Il vero problema è che i Sonata Arctica, nonostante l’ottima scenografia luminosa e non, si dimostrano totalmente incapaci di tenere il palco: impalati (a partire dal tastierista Henrik Klingenberg, che trascorre la maggior parte del concerto immobile sul posto nonostante la trovata della tastiera a tracolla), noiosi, scialbi, sembrano quasi fuori luogo su un palco nel ruolo di metal band idolatrata dalla folla, e offrono all’occhio davvero un brutto spettacolo; fa eccezione il cantante Tony Kakko, che compensa le mosse ridicole e raccapriccianti durante i brani con stacchi divertenti tra una canzone e l’altra (su tutti la “batteria umana” e lo sketch “Bellissima città Milano, piena di attrazioni storiche e artistiche” - boato del pubblico - “Ok, mi sa che non avete capito quello che ho detto!”). Per fortuna, la maggior parte del pubblico non ha certo bisogno di essere incitato o coinvolto, in quanto dimostra un attaccamento invidiabile alla band, quasi da popstar, cantando a gran voce ogni singola canzone; chi invece non conosceva bene il gruppo o era venuto principalmente per vedere i gruppi di apertura, si trova invece alle prese con un’interminabile ora e mezza decisamente monotona e poco coinvolgente, che non fa altro che peggiorare l’opinione della band su disco.

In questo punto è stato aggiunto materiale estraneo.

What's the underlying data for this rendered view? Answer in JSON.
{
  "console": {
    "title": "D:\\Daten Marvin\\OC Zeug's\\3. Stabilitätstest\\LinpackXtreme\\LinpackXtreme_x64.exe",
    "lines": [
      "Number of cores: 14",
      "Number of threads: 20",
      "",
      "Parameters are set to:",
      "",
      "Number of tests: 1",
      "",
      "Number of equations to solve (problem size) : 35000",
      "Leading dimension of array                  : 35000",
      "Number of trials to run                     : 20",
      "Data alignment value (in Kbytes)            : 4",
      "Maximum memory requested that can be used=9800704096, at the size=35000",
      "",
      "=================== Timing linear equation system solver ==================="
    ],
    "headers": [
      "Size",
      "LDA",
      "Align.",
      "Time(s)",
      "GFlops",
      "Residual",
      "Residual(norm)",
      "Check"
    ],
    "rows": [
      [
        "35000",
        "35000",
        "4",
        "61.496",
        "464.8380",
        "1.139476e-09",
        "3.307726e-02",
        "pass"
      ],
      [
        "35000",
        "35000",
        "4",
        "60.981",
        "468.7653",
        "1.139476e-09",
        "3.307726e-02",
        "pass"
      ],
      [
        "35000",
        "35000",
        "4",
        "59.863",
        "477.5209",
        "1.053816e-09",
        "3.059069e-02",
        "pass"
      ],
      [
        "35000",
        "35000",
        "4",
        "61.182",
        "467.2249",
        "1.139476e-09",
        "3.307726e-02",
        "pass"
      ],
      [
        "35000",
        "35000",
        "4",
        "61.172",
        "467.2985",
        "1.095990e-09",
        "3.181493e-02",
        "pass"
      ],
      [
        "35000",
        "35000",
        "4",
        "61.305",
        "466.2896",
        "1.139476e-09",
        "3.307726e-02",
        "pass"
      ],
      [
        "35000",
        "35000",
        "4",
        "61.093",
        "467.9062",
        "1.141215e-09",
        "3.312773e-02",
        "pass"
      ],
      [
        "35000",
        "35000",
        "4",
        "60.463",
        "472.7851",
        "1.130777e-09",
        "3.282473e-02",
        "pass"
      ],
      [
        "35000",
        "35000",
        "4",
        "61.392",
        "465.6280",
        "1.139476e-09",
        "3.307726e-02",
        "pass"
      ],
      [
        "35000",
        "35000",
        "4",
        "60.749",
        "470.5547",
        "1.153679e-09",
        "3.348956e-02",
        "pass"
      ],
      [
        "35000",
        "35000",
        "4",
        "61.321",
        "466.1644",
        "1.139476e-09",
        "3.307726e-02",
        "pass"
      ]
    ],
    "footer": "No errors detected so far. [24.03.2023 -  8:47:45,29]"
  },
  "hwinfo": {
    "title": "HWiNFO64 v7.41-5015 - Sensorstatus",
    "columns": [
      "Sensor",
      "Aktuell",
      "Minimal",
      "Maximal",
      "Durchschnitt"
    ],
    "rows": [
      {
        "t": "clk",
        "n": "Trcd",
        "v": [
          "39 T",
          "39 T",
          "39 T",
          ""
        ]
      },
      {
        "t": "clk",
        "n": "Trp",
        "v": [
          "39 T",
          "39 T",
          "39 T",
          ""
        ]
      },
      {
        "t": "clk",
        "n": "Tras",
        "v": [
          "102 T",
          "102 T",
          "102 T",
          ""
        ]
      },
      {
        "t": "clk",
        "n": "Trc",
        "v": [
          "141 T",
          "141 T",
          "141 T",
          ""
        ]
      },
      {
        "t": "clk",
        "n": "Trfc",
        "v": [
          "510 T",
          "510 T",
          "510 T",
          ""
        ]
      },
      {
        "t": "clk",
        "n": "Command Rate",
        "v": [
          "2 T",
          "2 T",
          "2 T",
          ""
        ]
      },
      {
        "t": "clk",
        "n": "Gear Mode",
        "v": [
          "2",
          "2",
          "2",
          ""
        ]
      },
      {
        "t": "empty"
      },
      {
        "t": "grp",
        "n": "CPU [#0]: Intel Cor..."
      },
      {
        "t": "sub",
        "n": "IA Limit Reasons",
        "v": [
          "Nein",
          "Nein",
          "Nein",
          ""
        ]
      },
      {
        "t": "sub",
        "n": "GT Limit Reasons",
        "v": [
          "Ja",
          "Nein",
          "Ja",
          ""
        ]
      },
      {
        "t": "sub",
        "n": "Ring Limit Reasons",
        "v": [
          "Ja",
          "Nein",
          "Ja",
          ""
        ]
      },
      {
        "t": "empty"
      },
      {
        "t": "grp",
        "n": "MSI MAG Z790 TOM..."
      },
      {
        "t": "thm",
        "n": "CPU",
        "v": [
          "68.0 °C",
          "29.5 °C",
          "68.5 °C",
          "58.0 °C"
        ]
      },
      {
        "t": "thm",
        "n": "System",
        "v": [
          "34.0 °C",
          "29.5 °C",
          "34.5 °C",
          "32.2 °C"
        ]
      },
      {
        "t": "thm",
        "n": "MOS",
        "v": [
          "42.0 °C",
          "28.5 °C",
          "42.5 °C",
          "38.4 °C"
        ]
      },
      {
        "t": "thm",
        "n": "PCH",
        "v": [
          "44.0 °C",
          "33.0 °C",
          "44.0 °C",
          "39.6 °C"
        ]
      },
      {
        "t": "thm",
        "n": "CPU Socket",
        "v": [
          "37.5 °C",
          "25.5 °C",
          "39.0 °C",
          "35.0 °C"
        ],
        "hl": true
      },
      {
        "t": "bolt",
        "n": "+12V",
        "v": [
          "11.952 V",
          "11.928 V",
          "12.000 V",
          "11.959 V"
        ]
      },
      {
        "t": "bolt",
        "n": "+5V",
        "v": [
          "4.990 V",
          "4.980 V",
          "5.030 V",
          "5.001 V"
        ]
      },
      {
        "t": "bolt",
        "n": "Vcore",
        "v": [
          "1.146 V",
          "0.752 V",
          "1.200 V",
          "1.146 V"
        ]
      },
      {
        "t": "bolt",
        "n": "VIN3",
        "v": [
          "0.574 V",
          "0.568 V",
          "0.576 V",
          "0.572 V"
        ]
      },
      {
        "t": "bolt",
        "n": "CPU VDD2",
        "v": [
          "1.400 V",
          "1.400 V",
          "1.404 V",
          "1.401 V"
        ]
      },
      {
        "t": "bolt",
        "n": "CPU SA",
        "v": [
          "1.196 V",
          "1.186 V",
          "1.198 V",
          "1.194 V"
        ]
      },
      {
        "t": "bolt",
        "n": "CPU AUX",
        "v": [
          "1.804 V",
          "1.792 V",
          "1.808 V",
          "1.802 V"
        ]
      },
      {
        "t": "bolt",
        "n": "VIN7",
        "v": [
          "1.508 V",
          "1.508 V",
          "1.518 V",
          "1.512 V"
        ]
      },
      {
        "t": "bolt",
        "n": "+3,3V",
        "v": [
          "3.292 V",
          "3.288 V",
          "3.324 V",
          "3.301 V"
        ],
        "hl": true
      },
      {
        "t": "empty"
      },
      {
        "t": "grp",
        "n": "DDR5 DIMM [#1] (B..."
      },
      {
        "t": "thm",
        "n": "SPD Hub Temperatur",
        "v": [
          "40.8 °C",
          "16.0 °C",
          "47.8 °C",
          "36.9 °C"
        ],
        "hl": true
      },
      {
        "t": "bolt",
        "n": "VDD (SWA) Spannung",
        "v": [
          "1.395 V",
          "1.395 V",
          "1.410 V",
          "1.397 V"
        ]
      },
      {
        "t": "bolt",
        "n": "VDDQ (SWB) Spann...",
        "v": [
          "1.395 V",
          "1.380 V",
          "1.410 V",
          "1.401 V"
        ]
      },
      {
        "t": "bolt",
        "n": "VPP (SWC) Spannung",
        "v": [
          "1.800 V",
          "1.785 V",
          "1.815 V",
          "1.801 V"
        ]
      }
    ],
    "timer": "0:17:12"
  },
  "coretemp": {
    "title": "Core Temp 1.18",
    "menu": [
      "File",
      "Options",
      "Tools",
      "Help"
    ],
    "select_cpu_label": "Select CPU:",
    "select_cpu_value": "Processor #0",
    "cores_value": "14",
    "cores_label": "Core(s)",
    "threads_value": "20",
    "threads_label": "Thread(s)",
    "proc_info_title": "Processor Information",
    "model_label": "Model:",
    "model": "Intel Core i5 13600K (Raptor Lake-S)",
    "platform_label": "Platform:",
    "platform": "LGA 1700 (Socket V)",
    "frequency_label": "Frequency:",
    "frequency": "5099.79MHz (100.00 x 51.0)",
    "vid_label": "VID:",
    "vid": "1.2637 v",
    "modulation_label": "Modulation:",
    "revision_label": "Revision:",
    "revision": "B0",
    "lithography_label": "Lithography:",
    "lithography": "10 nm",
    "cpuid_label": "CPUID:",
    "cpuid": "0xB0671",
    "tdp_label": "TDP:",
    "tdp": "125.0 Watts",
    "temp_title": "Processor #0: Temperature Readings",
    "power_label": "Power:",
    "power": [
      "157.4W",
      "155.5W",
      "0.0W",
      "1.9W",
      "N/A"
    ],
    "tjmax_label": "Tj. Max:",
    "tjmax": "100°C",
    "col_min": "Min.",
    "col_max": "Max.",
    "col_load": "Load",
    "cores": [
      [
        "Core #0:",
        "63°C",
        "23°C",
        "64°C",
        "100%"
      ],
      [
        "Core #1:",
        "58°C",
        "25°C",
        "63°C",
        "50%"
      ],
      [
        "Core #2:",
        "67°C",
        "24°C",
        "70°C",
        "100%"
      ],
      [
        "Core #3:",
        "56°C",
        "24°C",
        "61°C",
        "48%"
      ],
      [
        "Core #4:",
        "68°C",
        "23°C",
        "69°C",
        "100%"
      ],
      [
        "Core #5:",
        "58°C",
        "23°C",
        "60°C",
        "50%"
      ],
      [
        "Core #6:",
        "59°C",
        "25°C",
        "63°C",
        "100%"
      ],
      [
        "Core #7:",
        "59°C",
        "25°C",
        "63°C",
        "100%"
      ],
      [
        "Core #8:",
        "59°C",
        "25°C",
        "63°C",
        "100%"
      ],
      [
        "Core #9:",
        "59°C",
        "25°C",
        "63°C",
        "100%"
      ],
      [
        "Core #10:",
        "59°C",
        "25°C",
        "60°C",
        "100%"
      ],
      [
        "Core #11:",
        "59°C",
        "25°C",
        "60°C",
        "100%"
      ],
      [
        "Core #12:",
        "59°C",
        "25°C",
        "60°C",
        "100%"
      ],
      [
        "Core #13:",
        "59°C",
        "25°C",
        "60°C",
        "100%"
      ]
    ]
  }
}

In conclusione, ancora una volta la durata del concerto non giustifica la validità della band sul palco, ma tutto sommato non si può parlare di una delusione: i fan della band di sicuro saranno entusiasti del grande calore espresso da tutto il pubblico, mentre i meno votati al culto della band finlandese probabilmente sapevano cosa aspettarsi da una band come i Sonata Arctica, che come si è visto c’entra ben poco oramai con il metal in generale, e non ha nessun bisogno di sforzarsi in sede live per accattivarsi il favore del pubblico.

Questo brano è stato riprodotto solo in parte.